Ai débuté Eloges des voyelles d’Ernst Jünger. Longue préface touffue de Jean-Luc Evard où il est question pour tenter d’expliciter ce texte de 1934 de poétologie, de poésis, d’inspiration gnostique, de correspondances et de métalangages, voire d’infra-langages, d’Aristote et de son homme animal politique qui maîtrise le logos, etc. Et surtout d’une démonstration visant à faire de l’écriture de l’auteur allemand une écriture cryptique réservée au seul usage des initiés. Depuis vingt ans que je fréquente l’œuvre d’Ernst Jünger, je n’ai jamais ressenti cette volonté ni ces codes rhétoriques ; tout juste des clins d’œil comme il en existe tant chez qui fait Oeuvre. Au contraire, l’universel était l’intention recherchée et désirée : et ce aussi bien dans les voyelles que dans les cicindèles ! Retenu cette phrase : « Entre le politique et la poétique, il y a le cultuel. »

En allant à l’intendance pour renouveler notre matériel domestique, croisé un patient. A mon bonjour, le silence a répondu. Quel cynisme. Je m’en mords les lèvres ! Quel sens cela peut-il avoir que de souhaiter une « bonne journée » ? et d’abord qu’est-ce qu’une bonne journée ? Ici comme ailleurs ? Ensuite, viennent à l’esprit les mots de Nathalie Sarraute et de son ère du soupçon.

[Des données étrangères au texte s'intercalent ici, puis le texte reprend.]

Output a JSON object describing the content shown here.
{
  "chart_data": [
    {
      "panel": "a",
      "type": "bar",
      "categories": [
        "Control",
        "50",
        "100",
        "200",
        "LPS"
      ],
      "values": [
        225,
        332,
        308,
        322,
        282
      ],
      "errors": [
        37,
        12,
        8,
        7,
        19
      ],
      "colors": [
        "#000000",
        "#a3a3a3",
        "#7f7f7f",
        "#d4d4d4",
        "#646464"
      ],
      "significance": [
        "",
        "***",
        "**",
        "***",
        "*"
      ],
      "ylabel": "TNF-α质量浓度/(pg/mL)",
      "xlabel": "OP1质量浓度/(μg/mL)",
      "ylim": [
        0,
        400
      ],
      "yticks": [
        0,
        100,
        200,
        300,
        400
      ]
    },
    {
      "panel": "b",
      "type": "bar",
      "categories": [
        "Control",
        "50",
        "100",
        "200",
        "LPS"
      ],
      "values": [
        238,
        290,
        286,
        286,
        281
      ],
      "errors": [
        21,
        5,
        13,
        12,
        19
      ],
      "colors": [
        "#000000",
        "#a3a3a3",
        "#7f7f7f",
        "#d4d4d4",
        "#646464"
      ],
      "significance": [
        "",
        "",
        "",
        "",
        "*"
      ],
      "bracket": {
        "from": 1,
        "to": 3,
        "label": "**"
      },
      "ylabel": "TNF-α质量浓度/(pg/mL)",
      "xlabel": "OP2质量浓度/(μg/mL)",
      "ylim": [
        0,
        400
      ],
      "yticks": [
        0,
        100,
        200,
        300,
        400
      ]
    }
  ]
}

Le salut est l’entrée en la matière pour trouver et pénétrer la faille chez l’autre ; vient ensuite la sempiternelle ritournelle sur le temps : quel temps de chien, n’est-ce pas ? Ah quelle chaleur ! etc… des idiomes pour se rapprocher de l’autre. L’Autre, il a passé son chemin, tranquille, dans ses pensées, loin de tout cela…Il s’en fout et il a si Raison !

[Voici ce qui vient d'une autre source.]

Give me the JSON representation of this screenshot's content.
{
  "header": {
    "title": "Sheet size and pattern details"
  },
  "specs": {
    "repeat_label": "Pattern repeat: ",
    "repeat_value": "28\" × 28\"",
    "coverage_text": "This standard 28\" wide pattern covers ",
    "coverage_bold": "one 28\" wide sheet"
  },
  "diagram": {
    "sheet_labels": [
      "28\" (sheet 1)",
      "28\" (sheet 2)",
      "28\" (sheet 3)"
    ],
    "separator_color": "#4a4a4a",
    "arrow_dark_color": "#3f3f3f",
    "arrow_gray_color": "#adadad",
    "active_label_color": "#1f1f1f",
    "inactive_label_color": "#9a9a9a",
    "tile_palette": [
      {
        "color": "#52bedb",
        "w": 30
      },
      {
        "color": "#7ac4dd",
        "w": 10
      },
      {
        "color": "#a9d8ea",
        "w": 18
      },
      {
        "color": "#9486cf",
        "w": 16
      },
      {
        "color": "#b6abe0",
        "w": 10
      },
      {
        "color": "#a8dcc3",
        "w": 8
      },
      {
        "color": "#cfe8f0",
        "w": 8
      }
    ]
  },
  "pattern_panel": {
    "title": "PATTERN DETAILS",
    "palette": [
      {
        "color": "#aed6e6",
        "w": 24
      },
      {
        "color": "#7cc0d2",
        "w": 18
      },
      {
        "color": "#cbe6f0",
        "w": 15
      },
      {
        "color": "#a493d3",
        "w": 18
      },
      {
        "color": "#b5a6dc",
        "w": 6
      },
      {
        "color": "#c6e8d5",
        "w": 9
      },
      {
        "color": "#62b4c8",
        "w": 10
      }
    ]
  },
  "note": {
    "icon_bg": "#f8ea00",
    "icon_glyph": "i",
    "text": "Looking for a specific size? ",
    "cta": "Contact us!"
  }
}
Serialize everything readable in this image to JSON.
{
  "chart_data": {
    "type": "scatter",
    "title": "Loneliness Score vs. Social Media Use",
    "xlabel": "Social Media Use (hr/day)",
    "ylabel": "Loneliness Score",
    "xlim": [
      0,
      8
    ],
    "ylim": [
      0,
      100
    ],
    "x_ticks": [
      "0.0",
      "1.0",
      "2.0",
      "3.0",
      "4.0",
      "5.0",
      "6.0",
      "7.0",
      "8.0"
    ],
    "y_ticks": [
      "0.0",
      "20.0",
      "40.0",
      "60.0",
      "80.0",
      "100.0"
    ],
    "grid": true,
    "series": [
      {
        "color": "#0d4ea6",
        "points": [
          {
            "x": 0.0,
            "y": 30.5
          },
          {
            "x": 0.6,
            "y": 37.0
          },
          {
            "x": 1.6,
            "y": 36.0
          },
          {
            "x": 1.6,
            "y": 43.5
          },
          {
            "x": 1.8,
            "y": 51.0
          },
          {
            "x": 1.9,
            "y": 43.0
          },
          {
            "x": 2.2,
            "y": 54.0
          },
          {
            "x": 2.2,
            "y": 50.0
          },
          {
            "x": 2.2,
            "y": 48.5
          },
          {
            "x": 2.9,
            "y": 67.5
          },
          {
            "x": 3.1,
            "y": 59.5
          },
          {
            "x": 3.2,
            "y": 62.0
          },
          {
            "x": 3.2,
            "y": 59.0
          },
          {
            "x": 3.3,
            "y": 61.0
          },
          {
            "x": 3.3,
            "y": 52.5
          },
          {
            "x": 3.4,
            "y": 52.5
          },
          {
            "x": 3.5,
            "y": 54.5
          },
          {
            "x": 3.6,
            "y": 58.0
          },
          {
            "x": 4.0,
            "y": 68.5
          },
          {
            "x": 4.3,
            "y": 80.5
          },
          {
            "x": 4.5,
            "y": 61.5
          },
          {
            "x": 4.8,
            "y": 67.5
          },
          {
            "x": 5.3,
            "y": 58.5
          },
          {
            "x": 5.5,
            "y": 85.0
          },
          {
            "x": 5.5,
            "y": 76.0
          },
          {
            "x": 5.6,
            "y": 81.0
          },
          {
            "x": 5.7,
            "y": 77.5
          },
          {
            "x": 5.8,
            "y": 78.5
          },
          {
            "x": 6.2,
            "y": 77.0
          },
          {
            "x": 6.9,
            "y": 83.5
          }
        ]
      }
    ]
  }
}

Cette phrase de François en parlant de nous trois : « on est mûrs ! ». Mur ou mûr ? Murmure ici. Il me semble que le soir venu, cette lecture en commun, est une messe qui repousse l’horreur et conforte, comme soude, une communauté ; en l’occurrence la nôtre.

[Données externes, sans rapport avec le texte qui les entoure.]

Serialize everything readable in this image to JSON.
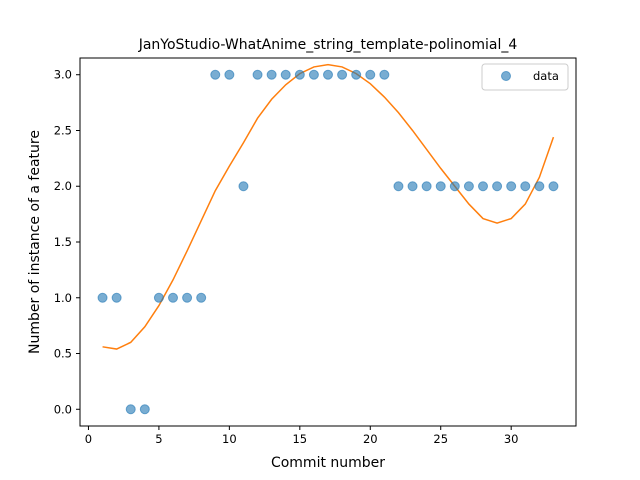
{
  "chart_data": {
    "type": "scatter",
    "title": "JanYoStudio-WhatAnime_string_template-polinomial_4",
    "xlabel": "Commit number",
    "ylabel": "Number of instance of a feature",
    "xlim": [
      -0.6,
      34.6
    ],
    "ylim": [
      -0.15,
      3.15
    ],
    "xticks": [
      0,
      5,
      10,
      15,
      20,
      25,
      30
    ],
    "yticks": [
      0.0,
      0.5,
      1.0,
      1.5,
      2.0,
      2.5,
      3.0
    ],
    "xtick_labels": [
      "0",
      "5",
      "10",
      "15",
      "20",
      "25",
      "30"
    ],
    "ytick_labels": [
      "0.0",
      "0.5",
      "1.0",
      "1.5",
      "2.0",
      "2.5",
      "3.0"
    ],
    "grid": false,
    "legend_position": "top-right",
    "series": [
      {
        "name": "data",
        "kind": "scatter",
        "color": "#1f77b4",
        "x": [
          1,
          2,
          3,
          4,
          5,
          6,
          7,
          8,
          9,
          10,
          11,
          12,
          13,
          14,
          15,
          16,
          17,
          18,
          19,
          20,
          21,
          22,
          23,
          24,
          25,
          26,
          27,
          28,
          29,
          30,
          31,
          32,
          33
        ],
        "y": [
          1,
          1,
          0,
          0,
          1,
          1,
          1,
          1,
          3,
          3,
          2,
          3,
          3,
          3,
          3,
          3,
          3,
          3,
          3,
          3,
          3,
          2,
          2,
          2,
          2,
          2,
          2,
          2,
          2,
          2,
          2,
          2,
          2
        ]
      },
      {
        "kind": "line",
        "color": "#ff7f0e",
        "x": [
          1,
          2,
          3,
          4,
          5,
          6,
          7,
          8,
          9,
          10,
          11,
          12,
          13,
          14,
          15,
          16,
          17,
          18,
          19,
          20,
          21,
          22,
          23,
          24,
          25,
          26,
          27,
          28,
          29,
          30,
          31,
          32,
          33
        ],
        "y": [
          0.56,
          0.54,
          0.6,
          0.74,
          0.93,
          1.16,
          1.42,
          1.69,
          1.96,
          2.18,
          2.39,
          2.61,
          2.78,
          2.91,
          3.01,
          3.07,
          3.09,
          3.07,
          3.01,
          2.92,
          2.8,
          2.66,
          2.5,
          2.33,
          2.16,
          2.0,
          1.84,
          1.71,
          1.67,
          1.71,
          1.84,
          2.08,
          2.44
        ]
      }
    ]
  }
}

Mails de : Marie Cosnay. Elle est lasse de traduire Euripide et Ovide dans de nouvelles versions et des inédits. Pour se changer les idées, elle lit Pavese ! Zazie, tout heureuse de n’être pas de jury cette année au baccalauréat. Déjà insouciante et en vacances, même si elle demeure de surveillance. Roger C., Higgins incarné : il a tout fait et tout vu. Considéré son âge canonique, il dirige naturellement la manœuvre au sein de l’équipe le samedi ; maître sur le terrain et en dehors. J’aime à ferrailler avec lui qui ; comme chacun d’entre nous, n’est plus à un paradoxe près. Entre gauche caviar et droite sardine, son cœur balance. Il est générosité et écoute ; curiosité aussi. Laurent V. : de lui j’aime la force et la candeur. Inquiet pour son fils ; on le saurait à moins. Puitepée : plus très glabre ! Frédéric Vignale, dandy perdu dans les limbes lorraines qui me raconte son dîner aux chandelles samedi soir avec Régine Desforges et Gérard Oberlé. Dîner auquel j’étais convié et que je n’ai pu honorer de ma présence. Gérard Oberlé me réserve de nombreuses anecdotes sur Jules Roy pour la suite de ma biographie.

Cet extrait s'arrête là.